Neuroborreliose: „Die Prognose ist exzellent“
Zu den häufigsten bakteriellen Infektionen des zentralen Nervensystems zählt die Lyme-Neuroborreliose. Meist manifestiert sie sich als subakute, selbstlimitierende, schmerzvolle Meningoradikulitis, die sich unter Antibiotika bessert. Bis zu 28 % der Patienten würden nach durchgemachter Infektion unter Restsymptomen wie Fatigue, Schmerzen sowie neurologischen oder kognitiven Einschränkungen leiden, heißt es. Derartige Erkenntnisse stammen allerdings meist aus kleinen Untersuchungen, aus unkontrollierten Studien oder aus Fall- und Erfahrungsberichten.
Dänische Forscher wollten es genau wissen und suchten mit einer umfangreichen, bevölkerungsbasierten Studie nach Zusammenhängen zwischen der Neuroborreliose und den langfristigen Folgen, die die Erkrankung tatsächlich auf den Gesundheits- und Sozialstatus der Betroffenen hat.
Dafür werteten die Wissenschaftler um Prof. Dr. Niels Obel vom Kopenhagener Uniklinikum die Gesundheitsdaten von 2067 Personen aus, bei denen eine Neuroborreliose zweifelsfrei klinisch und per Antikörpertest diagnostiziert worden war. Als Kontrollkohorte dienten den Infektiologen 20 670 passende Nichtinfizierte, darunter auch Familienangehörige der Patienten.
Das Berufsleben wird nicht beeinträchtigt
Verglichen mit der Kontrollgruppe war das Langzeitüberleben der Borreliosepatienten nicht herabgesetzt.
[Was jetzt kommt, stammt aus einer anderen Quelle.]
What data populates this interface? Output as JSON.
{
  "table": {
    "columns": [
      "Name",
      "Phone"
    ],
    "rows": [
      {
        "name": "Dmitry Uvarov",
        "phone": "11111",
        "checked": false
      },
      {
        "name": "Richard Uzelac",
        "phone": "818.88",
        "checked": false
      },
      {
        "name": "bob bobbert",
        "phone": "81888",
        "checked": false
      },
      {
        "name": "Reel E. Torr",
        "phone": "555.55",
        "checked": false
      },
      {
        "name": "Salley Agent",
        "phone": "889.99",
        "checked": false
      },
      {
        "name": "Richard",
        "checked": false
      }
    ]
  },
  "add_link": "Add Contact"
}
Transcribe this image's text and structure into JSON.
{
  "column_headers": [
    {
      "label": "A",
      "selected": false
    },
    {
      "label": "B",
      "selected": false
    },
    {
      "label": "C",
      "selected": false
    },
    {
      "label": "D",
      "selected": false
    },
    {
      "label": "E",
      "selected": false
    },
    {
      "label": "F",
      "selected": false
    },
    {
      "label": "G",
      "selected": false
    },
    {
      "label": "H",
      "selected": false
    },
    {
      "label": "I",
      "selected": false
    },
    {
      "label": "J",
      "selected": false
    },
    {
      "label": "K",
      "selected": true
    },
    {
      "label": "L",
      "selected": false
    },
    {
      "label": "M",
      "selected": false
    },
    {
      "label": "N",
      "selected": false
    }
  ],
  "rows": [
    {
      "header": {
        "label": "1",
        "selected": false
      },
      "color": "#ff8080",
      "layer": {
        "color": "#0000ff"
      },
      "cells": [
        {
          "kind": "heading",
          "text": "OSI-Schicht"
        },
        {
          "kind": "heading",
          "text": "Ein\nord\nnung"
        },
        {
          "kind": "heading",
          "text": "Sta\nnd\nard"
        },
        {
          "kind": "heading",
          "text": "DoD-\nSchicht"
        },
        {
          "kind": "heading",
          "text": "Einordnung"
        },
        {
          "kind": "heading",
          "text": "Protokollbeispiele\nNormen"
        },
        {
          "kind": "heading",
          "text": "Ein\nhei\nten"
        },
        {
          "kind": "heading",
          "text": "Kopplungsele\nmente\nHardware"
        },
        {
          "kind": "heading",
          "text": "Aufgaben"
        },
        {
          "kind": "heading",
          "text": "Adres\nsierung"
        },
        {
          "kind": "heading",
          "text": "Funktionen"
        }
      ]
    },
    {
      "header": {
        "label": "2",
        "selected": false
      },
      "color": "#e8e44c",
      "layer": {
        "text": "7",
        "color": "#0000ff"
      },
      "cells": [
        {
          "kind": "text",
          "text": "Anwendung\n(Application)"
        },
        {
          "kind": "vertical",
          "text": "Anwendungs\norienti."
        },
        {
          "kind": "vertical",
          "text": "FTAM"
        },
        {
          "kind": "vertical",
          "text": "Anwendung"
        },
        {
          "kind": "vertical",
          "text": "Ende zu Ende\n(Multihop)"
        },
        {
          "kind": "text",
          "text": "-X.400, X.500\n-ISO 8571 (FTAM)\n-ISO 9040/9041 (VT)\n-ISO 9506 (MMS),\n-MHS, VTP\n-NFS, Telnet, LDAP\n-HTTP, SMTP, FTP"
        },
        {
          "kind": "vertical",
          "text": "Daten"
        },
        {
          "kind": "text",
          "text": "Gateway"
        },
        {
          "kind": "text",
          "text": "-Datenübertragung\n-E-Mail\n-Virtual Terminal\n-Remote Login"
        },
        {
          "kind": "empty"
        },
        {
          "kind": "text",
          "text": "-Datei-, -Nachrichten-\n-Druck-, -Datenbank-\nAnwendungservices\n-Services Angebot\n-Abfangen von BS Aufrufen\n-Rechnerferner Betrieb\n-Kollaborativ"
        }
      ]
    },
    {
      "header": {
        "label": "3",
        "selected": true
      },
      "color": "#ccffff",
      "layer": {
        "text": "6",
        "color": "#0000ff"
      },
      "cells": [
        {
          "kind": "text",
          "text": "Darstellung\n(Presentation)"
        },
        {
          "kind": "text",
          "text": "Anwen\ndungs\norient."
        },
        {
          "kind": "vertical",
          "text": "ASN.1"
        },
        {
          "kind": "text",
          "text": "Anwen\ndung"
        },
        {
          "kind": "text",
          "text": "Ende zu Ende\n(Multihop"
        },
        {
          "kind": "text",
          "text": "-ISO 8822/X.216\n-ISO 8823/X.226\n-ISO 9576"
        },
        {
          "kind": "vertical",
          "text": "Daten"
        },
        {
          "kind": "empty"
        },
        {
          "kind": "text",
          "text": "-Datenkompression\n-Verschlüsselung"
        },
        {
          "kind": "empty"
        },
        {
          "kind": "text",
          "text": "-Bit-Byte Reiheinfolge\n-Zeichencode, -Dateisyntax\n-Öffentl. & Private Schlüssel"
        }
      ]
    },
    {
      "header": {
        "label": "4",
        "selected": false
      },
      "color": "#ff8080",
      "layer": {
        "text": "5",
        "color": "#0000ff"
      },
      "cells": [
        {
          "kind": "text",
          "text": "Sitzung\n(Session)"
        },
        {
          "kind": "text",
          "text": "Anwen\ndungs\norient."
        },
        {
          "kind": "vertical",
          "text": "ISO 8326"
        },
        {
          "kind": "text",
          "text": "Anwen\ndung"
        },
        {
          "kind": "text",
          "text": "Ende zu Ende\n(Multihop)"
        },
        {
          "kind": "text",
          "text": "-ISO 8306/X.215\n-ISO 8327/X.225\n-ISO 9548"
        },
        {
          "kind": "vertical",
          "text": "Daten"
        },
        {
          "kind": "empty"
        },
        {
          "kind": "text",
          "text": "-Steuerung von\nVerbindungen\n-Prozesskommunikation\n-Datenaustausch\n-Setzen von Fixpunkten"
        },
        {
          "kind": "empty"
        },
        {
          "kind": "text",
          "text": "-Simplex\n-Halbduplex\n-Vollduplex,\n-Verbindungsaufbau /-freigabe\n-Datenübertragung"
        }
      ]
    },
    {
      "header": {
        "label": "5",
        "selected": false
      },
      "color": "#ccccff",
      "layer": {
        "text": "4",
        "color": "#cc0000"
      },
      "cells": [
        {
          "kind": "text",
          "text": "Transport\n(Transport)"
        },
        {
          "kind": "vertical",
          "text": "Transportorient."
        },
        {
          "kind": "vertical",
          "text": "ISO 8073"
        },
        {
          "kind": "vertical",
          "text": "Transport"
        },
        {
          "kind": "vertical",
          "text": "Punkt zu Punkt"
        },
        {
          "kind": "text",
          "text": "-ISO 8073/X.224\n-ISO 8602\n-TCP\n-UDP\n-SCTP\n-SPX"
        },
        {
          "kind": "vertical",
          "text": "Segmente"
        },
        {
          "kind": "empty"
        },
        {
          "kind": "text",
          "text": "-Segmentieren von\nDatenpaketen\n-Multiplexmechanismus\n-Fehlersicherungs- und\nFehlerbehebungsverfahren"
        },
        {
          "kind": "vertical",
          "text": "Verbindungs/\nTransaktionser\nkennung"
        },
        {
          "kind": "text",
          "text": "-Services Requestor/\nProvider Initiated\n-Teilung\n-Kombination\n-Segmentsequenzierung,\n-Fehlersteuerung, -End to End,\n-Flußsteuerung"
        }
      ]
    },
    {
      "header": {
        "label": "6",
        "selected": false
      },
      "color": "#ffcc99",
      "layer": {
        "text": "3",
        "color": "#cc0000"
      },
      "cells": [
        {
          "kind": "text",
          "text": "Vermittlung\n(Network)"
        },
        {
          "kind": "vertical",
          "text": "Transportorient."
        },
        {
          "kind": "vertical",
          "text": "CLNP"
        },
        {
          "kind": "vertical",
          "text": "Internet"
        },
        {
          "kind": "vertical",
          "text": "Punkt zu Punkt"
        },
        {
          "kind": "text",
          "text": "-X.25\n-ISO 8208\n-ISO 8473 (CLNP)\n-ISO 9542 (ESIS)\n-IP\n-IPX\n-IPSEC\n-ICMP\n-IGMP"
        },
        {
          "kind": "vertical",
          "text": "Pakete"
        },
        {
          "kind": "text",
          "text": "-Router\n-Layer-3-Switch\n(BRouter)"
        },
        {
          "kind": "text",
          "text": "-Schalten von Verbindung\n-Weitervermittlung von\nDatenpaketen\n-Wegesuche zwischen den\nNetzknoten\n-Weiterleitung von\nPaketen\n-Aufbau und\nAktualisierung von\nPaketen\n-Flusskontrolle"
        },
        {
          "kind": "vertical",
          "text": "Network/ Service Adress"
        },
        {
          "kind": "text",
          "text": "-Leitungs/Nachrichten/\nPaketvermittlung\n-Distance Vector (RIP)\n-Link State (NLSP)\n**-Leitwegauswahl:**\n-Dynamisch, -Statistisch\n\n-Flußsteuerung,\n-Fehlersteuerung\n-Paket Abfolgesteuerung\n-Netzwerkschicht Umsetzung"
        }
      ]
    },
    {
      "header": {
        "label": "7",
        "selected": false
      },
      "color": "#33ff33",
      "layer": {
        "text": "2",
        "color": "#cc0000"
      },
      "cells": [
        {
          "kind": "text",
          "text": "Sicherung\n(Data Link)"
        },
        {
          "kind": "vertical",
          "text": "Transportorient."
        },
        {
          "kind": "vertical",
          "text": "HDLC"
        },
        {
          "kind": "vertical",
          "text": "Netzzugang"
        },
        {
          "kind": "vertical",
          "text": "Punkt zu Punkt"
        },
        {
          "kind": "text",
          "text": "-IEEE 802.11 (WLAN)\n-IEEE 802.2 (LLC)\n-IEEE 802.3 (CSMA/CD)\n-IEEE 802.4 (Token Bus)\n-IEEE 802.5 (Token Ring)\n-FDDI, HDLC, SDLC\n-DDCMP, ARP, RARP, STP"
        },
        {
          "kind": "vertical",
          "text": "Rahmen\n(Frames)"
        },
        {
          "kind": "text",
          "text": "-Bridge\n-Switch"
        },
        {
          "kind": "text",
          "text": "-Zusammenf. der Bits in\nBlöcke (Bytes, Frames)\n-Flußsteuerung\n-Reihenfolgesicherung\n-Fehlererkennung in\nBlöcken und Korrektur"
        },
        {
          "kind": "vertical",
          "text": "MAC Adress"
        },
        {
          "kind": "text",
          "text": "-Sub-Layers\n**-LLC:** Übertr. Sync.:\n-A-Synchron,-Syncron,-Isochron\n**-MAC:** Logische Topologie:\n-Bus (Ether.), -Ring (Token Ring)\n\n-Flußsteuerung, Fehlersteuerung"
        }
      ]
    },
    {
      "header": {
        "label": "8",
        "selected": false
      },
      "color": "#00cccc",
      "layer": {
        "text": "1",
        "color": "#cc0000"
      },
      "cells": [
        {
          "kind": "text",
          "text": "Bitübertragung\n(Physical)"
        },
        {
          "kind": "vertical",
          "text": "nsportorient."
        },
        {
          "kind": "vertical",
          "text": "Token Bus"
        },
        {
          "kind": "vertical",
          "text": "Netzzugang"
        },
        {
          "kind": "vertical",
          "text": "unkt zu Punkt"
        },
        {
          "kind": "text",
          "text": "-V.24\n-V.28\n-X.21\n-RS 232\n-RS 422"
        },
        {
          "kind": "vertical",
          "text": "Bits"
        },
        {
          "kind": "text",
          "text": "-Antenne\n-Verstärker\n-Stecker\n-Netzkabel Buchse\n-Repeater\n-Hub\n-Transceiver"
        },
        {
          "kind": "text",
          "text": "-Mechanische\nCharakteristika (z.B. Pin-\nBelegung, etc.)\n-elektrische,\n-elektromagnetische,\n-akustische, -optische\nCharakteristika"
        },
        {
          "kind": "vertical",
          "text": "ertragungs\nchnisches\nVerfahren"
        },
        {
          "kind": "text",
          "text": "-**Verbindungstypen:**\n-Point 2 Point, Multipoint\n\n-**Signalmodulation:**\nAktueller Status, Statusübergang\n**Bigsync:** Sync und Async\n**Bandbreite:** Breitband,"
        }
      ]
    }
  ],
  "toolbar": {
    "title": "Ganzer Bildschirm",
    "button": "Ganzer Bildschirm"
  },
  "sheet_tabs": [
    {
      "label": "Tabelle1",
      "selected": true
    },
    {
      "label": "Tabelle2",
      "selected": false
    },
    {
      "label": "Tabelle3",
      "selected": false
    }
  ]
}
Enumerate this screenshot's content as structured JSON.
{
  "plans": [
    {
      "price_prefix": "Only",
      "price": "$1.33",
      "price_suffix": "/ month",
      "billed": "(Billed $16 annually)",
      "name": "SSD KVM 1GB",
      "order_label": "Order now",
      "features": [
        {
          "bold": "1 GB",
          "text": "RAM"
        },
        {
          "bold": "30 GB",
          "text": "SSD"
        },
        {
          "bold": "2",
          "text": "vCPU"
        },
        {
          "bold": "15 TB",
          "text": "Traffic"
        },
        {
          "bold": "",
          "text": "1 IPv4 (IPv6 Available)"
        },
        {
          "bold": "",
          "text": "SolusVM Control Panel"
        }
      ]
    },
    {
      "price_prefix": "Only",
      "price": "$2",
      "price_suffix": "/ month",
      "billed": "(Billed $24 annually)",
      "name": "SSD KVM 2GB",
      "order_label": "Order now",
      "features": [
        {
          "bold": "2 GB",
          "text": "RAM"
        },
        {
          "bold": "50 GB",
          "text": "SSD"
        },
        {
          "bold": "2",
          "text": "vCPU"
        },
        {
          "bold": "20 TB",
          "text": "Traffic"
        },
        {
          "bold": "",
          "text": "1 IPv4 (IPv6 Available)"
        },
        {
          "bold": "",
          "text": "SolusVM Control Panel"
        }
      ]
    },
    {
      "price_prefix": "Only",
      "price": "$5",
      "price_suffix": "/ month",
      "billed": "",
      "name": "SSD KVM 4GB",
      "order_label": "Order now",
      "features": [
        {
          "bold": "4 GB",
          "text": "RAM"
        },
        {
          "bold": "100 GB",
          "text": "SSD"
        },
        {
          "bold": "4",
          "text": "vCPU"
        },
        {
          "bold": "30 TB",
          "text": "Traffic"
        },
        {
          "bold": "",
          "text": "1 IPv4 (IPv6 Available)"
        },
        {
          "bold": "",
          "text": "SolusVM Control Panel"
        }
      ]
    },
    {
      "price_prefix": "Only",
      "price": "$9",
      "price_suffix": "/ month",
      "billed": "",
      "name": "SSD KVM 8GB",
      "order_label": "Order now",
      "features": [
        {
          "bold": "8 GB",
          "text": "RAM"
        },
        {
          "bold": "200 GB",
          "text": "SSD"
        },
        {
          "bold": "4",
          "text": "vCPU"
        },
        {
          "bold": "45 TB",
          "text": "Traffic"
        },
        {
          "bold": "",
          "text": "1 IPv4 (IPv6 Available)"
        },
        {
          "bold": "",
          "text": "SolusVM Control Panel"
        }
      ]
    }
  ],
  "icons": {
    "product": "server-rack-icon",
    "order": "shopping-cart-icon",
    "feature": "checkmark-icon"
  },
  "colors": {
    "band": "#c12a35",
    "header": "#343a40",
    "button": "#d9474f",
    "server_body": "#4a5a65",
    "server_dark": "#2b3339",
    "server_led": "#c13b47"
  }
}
Allerdings fand sich in dieser Gruppe ein dreifach erhöhtes Risiko für maligne hämatologische Erkrankungen und ein um 50 % höheres Risiko für Hautkrebs vom Nicht-Melanom-Typ (Inzidenzratenverhältnis 3,07 bzw. 1,49).
Bei der Sozialstatusauswertung ergaben sich zum Zeitpunkt der Diagnosestellung bei den Neuroborreliosepatienten eine leicht überdurchschnittliche Beschäftigungsrate, die nach fünf Jahren auf das Niveau der Kontrollgruppe abgesunken war. In Bezug auf Berufsunfähigkeit, bei der Zahl der Krankenhausaufenthalte, der Krankheitstage und des Einkommens zeigten sich fünf Jahre nach Diagnosestellung keinerlei Unterschiede zwischen den beiden Gruppen.
Das Fazit der Autoren ist eindeutig und unmissverständlich: „Die Prognose ist exzellent, da können die Patienten sicher sein.“ Langzeitfolgen auf das Überleben der Betroffenen seien keine zu befürchten, und auch die erhöhten Risiken für die Krebserkrankungen müssten nicht zwangsläufig in einem kausalen Zusammenhang zur Borrelieninfektion und ihren neurologischen Manifestationen stehen.
Möglich sei, dass die Neuroborreliose den Ausbruch einer womöglich schon latent vorhandenen hämatologischen Malignität gefördert. Oder sie ist ein Hinweis auf eine wie auch immer geartete Veranlagung, diskutieren die dänischen Infektiologen. Auch das laut der Studie erhöhte Hautkrebsrisiko müsse nicht ursächlich mit der Neuroinfektion in Verbindung stehen. Vielmehr könnten vermehrte Outdoor-Aktivitäten das Bindeglied zwischen Zeckenstich, Borrelieninfektion und dem Krebs sein.